I've just begun my grad program and we were introduced to this problem in our Analysis I course: consider two uniformly continuous functions $f$ and $g$, say from $\mathbb R$ to $\mathbb R$, where $f$ is bounded. I've learned that the canonical way to disprove that $fg$ is uniformly continuous is countering the claim with $f(x) = \sin(x)$ and $g(x) = x$.
Upon naïve inspection in Desmos, other uniformly continuous bounded functions that are also periodic will also work for $f$ for the counterexample (like the triangle wave; I don't have sufficient math background to prove or disprove that any function like this will work, though). Here's the catch: can a counterxample be built using a non-periodic, uniformly continuous bounded function for $f$? $g$ doesn't need to be $g(x) = x$.

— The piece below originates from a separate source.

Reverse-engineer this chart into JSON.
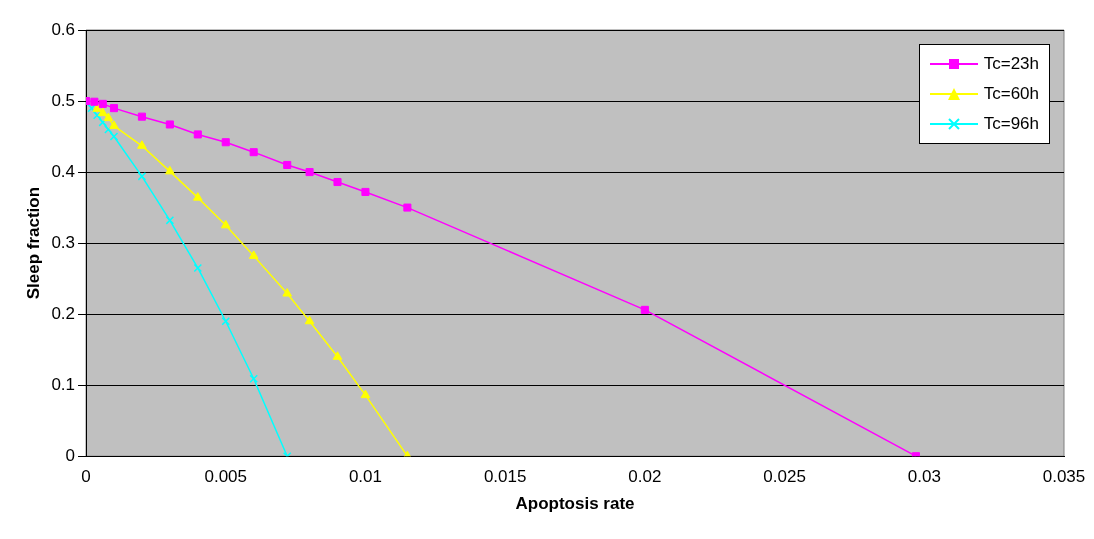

I thought of a very boring possiblity: from my layman understanding, you could "shrink" the graph of $\sin$ after some value $x_0$ so that it's "periodic after $x_0$". You could still make this non-periodic function be uniformly continuous and bounded and $fg$ wouldn't be uniformly continuous. I say it's boring because it still relies on periodicity as a crucial property for the counterxample. Are there any "non-boring examples" or is periodicity always required in one way or another?
You can take$$f(x)=\begin{cases}x-\lfloor x\rfloor&\text{ if }\lfloor x\rfloor\text{ is a perfect square and }x-\lfloor x\rfloor\leqslant\frac12\\1-x+\lfloor x\rfloor&\text{ if }\lfloor x\rfloor\text{ is a perfect square and }x-\lfloor x\rfloor>\frac12\\0&\text{ otherwise}\end{cases}$$(see its graph below) and $g(x)=x$.